After A Century Of Democratic Rule, Outgoing Albany Common Councilor Floats Non-Partisan Elections | WAMC

After A Century Of Democratic Rule, Outgoing Albany Common Councilor Floats Non-Partisan Elections

Jan 21, 2021

An Albany Common Councilor in his final year after more than two decades in office is proposing a radical change in city politics.



Councilor Richard Conti, elected in 1997, says it’s time for the city to embrace non-partisan elections. Conti says the proposed local law could deter voter apathy in a city of nearly 100,000. He says three quarters of cities nationwide actually have nonpartisan elections.

"It's really, you know, meant to broaden the electorate, I would consider it a, you know, a progressive reform, that's meant to enfranchise more voters. Right now there's really a small portion of the electorate that actually determines, you know, who's elected to office, because we are so dominated as a one-party city in a way, that whoever wins that primary election, which can have a very small voter participation level, in effect wins the election in November de facto, just because it's not a competitive race. And so number of voters, people are really disenfranchised from the electoral process."

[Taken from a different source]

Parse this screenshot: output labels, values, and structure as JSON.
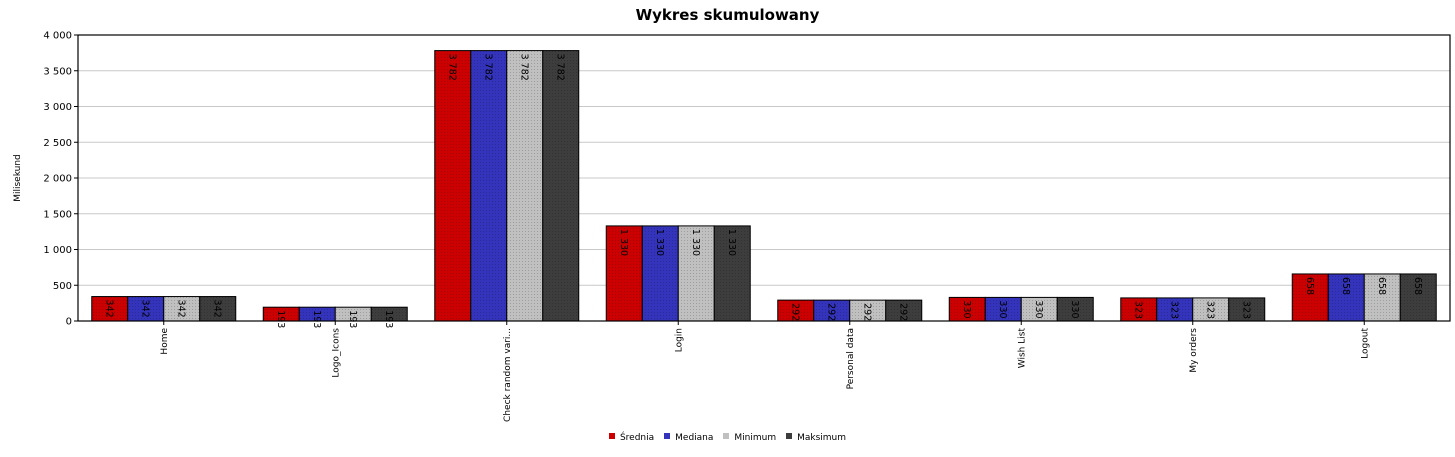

Conti thinks more office-seekers would come forward if they didn't have to be dependent on an established political power base. He also thinks younger voters and immigrant populations don't necessarily identify with partisan politics.
 

Jack McEneny
Credit WAMC photo by Dave Lucas

Albany historian and former state Assemblyman Jack McEneny says the Democrats got a firm foothold in Albany politics in 1922, effectively locking out Republicans for the last hundred years. He doesn't think Albany is ready to identify as non-partisan.

"I don't think people in this area are as comfortable with it. I don't know where those places are for large cities that Richard Conti mentioned, but I think people are familiar with political labels that they know what they are. And, and also, I think other individuals like governors and county executives and even national government, they kinda like to know where people stand. And I don't think I don't think we're ready for it yet. It's a great discussion. I don't know what happens though. Every two or four years, do you wind up with cults of personality? That rally around an individual we just saw that with Trump?

McEneny thinks the current system maintains a sense of team orientation and political continuity. On Facebook, Conti touted his proposal as "Progressive reform for a stronger democracy." Conti plans to present his proposal to the council tonight.

Second-term Democratic Mayor Kathy Sheehan is running for re-election this year.